Feeding networks are social networks. All feeding networks contain living beings doing labor, places where food is transported and stored, and techniques for transporting and storing food. How all this is done both creates and governs the culture in which it is done. This is not static. It changes over time. While Katz notes that social fermentation “breaks down old ideas,” it also maintains other old ideas. This is how cultural fermentation works. We hope that the good bacteria thrive and crowd out the bad bacteria. So I want to argue that fermentation created the original food banks. Milk stored in an animal’s stomach became cheese. Cabbage stored in a barrel under water became sauerkraut or kimchi. Meat hung to keep out of reach of animals became cured sausage. These caches of food were very much alive and, over time, became delicacies. So the idea of banking food and fermenting food aren’t antithetical. They come out of the same need to save food for later distribution and consumption. However, the non-perishable food that we associate with food banks (perhaps incorrectly) doesn’t perish because it’s already mostly dead.

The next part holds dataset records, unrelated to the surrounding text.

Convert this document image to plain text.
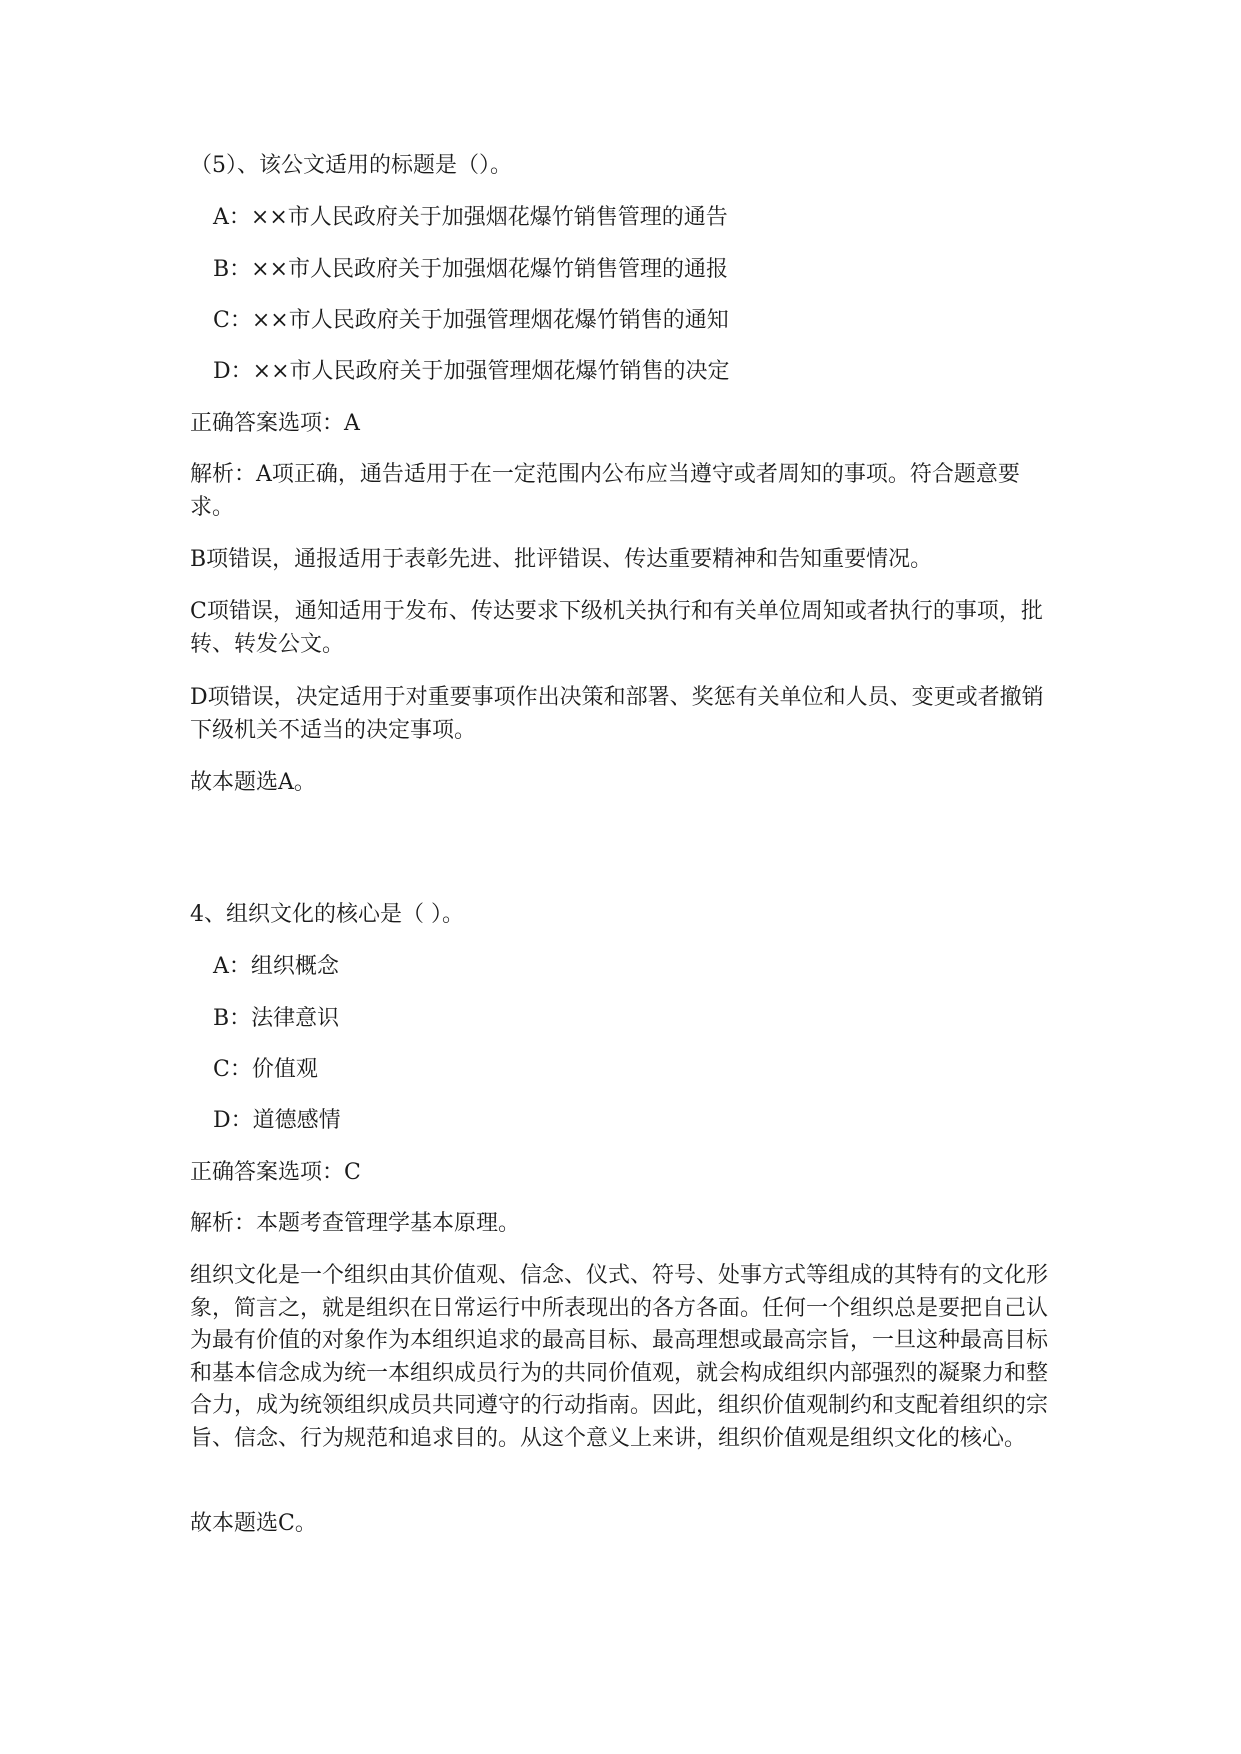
（5）、该公文适用的标题是（）。
A：××市人民政府关于加强烟花爆竹销售管理的通告
B：××市人民政府关于加强烟花爆竹销售管理的通报
C：××市人民政府关于加强管理烟花爆竹销售的通知
D：××市人民政府关于加强管理烟花爆竹销售的决定
正确答案选项：A
解析：A项正确，通告适用于在一定范围内公布应当遵守或者周知的事项。符合题意要求。
B项错误，通报适用于表彰先进、批评错误、传达重要精神和告知重要情况。
C项错误，通知适用于发布、传达要求下级机关执行和有关单位周知或者执行的事项，批转、转发公文。
D项错误，决定适用于对重要事项作出决策和部署、奖惩有关单位和人员、变更或者撤销下级机关不适当的决定事项。
故本题选A。
4、组织文化的核心是（ ）。
A：组织概念
B：法律意识
C：价值观
D：道德感情
正确答案选项：C
解析：本题考查管理学基本原理。
组织文化是一个组织由其价值观、信念、仪式、符号、处事方式等组成的其特有的文化形象，简言之，就是组织在日常运行中所表现出的各方各面。任何一个组织总是要把自己认为最有价值的对象作为本组织追求的最高目标、最高理想或最高宗旨，一旦这种最高目标和基本信念成为统一本组织成员行为的共同价值观，就会构成组织内部强烈的凝聚力和整合力，成为统领组织成员共同遵守的行动指南。因此，组织价值观制约和支配着组织的宗旨、信念、行为规范和追求目的。从这个意义上来讲，组织价值观是组织文化的核心。
故本题选C。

So I wonder what it would look like to give fermentation a more prominent role in food banks. Of course larger food banks with refrigeration could stock and distribute Bulgarian yogurt and other living probiotic foods, but that’s only part of what I’m thinking. Martin writes about the desire to transition food banks into food hubs–kind of like a central market that is financed by non-profit money, corporations looking for tax write-offs, charitable donations, and the like. In short, she envisions a place where people willingly gather around food. So how does one go about making a food hub? If I put everything I have learned about food and social movements, liquid networks, and fermentation together, my thinking is that you can’t force a food hub to happen any more than you can force milk to become yogurt. You have to add the right culture to the right ingredients in the right environment and then nurture the whole ecology without too much interference. The right culture for a food hub might be one that embraces living foods.